Sulby Hall, around 1905 (original image) (Ref:M.H1.1993.106.0)
This image is a copy photograph of a postcard showing the south facing rear of Sulby Hall in around 1905. The gardens at the hall were once described as "here no blaze of rare and exotic flora, but rich green lawns such as only England can show, and large beds of antirrhinums - lovable cottage flowers."
Sulby is first recorded as 'Soleibi', meaning Sula's farmstead. The Hall is on the site of a Premonstratensian abbey, founded in 1155. In 1792 Rene Payne of Welford employed Sir John Soane to design a house on land in the Parish of Sulby. The house, built in the Palladian style in 1793-95, was of two storeys with basement and attics.
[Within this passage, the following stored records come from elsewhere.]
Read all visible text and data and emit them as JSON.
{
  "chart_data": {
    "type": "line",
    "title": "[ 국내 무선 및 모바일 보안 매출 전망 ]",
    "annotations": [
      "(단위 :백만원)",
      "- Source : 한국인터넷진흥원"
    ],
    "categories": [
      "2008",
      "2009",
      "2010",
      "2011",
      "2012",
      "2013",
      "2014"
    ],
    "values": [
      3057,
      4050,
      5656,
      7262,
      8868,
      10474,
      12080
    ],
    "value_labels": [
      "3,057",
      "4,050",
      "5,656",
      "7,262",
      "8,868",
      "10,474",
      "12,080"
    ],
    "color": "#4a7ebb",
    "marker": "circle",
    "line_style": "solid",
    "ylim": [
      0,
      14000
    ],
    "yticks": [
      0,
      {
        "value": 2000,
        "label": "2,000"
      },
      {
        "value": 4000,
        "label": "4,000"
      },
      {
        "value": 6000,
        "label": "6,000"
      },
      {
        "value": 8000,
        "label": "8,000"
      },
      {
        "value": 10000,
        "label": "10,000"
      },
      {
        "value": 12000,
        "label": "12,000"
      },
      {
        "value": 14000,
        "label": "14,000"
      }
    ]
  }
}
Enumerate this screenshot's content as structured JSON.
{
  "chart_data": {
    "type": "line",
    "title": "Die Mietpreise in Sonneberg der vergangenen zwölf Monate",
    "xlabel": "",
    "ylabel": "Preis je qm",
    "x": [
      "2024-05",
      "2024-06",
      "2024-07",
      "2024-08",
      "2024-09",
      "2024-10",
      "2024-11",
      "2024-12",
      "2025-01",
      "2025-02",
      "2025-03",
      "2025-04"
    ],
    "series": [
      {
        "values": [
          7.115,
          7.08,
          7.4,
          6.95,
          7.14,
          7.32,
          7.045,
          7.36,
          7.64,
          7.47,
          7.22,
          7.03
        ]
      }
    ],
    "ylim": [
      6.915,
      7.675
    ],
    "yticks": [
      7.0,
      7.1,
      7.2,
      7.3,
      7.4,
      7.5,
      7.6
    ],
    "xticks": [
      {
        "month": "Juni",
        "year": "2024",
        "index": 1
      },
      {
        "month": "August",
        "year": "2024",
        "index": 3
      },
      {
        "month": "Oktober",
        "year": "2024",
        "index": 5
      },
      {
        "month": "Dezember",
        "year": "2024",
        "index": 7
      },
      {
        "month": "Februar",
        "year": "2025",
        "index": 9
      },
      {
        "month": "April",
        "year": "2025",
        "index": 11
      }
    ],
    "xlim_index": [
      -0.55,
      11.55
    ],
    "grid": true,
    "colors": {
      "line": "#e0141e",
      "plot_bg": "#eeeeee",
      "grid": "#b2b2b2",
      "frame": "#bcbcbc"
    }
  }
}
In 1810, Payne's grandson George, 1803-78, who according to legend was the secret son of King George IV, inherited the house, and on coming of age in 1824, used the considerable fortune that had accumulated during his minority, to enlarge it.
In 1912 it was purchased by Major Guy Paget and a second storey was added. The Paget coat of arms were used on a bridge at the west end of the main lawn. Twenty hunters were kept in the stable block for riding with the Pytchley hounds and these buildings later became a farm in the 1950s. From 1916 to 1919 Sulby Hall was used as a hospital with fifty beds for men wounded in the First World War and they were often seen exercising in these grounds. It was eventually sold for demolition in 1952.